Favourite Children's Books


(Suzanne Fitzgerald) #1

I thought it would be fun to share our favourite children's books (both for us to recall back to those young and carefree days) and to see how the list has changed over time to the present day.



Most of my English children's books I've sourced easily via the 2 suppliers Amazon or Waterstones on my website www.UK4Me.co.uk. Amazon typically offers lower prices than Waterstones but the delivery can be higher & Waterstones offers cashback & special offer discounts.

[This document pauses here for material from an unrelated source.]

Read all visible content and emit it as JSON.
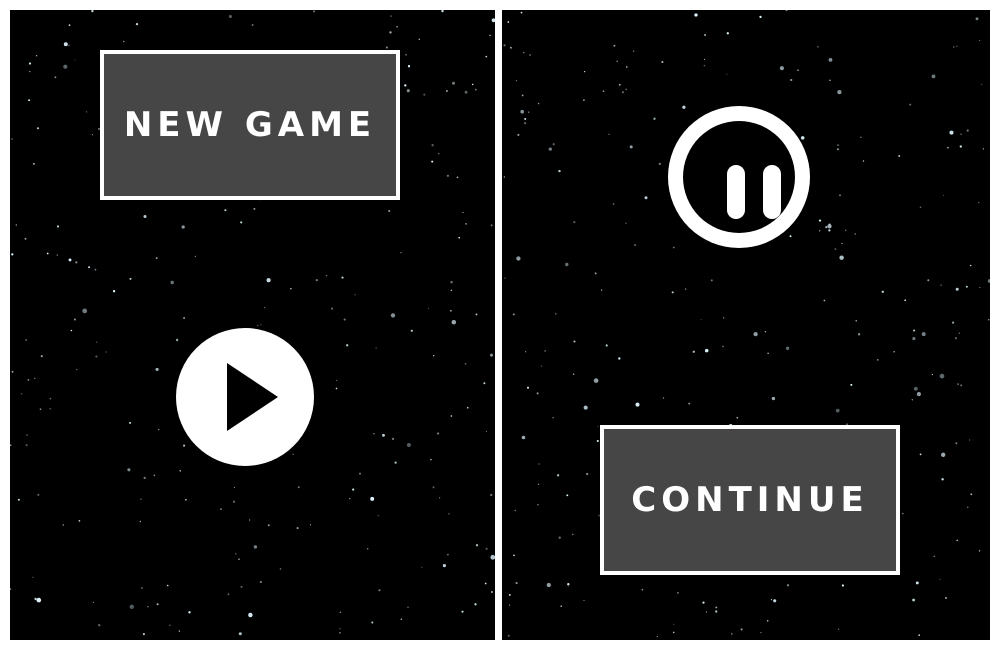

My favourites back in the late 70's early 80's:



The Hungry Caterpillar


Spot The Dog


Winnie the Pooh



My little one's favourites in 2010:



The Hungry Caterpillar


That's not my Puppy


Giraffe's Can't Dance



We have a couple of French books:


Miam Beurk & Silencieux Bruyant which show contrasts yummy, yukky, quiet & noisy which she loves.



Let us know what your favourites were & what your little one's/or grown up kids favourites are now French or English...




(Shelby Hill) #2

amazon.fr have lots of cheap books in English. I’ve gotten some at 1 cent.


(Suzanne Fitzgerald) #3

Yes we have these too, they’re great! We’ve also just added Guess How Much I love you (airport treat!) and she really likes that one too.

Suzanne
www.UK4Me.co.uk
UK Stores Delivering Overseas


(Catharine Higginson) #4

Oh yes - I must get a copy of the last one for mine!


(Shelby Hill) #5

Any of the Laura Ingalls Wilder books were much loved by my girls.


(Suzanne Fitzgerald) #6

I agree, I have a couple of Shirley Hughes books & I actually have some Roald Dahl books from when I was little. I’m also not a fan of Tellytubby talk, I have to confess that I do let my little one watch Cbeebies occassionally but I only allow programs where the people speak properly!


(Catharine Higginson) #7

Spot was big when they were tiny then Blackberry farm

Shirley Hughes - Lucy and Tom and Alfie - my three all loved the detailed illustrations and they lasted years. Nice for parents to read too. I embargoed all the psychedelic imagery and telly tubby style writing - couldn’t stand it.

then Roald Dahl - I read the Narnia books to them and they then went on and read them themselves, Enid B is v popular - Alfred Hitchcock investigates series is great for boys, (can’t recall the name of the series)

TBH I’ve found the classics way better than most current stuff. There are obviously exceptions like HP and Jacqueline Wilson but by and large, older books tend to be better written and illustrated. Kids love detailed illustrations which is why Shirley Hughes is so good - they can read them time and time again and still see something new.


(Suzanne Fitzgerald) #8

Yes I think it’s a series. It also exists in French but it’s slightly different along the lines of Ou est mon tracteur… etc

I also remember reading Enid Blighton books in my Grandma’s attic bedroom, there used to be shelves of them. Fantastic Mr Fox, Famous Five and many others. I looked up there on my last trip back but they were all gone. Shame as I have a lot of childhood memories of reading those books on our annual pantomine nights near Christmas.


(Greg Harvey) #9

They’re very old books - think the Famous Five in boats on the Norfolk Broads and you won’t be far off:
http://en.wikipedia.org/wiki/Arthur_Ransome


(Greg Harvey) #10

Ohhh, Enid Blyton! My daughter’s still too young for that, but they are great. I don’t think any kid wouldn’t like them. Along similar lines, I went nuts for the Swallows & Amazons series of books by Arthur Ransome when I was at Enid Blyton age. They were excellent.


(Greg Harvey) #11

Ha, we’ve got “That’s Not My Teddy”, so sounds like there’s a “That’s Not My…” series!

Our daughter mostly has my old books - Topsy and Tim, Blackberry Farm series (I think), Winnie The Pooh, indeed Spot and The Hungry Caterpillar (which she likes too). And an assortment of books that were presents, so I don’t actually remember most of them. There’s not much for an adult to read in them, so I haven’t paid too much attention. Some of the books for really small kids seem to be full of psychedelic imagery and “Telly Tubby”-style writing, which I’m not sure is a great idea, to be honest.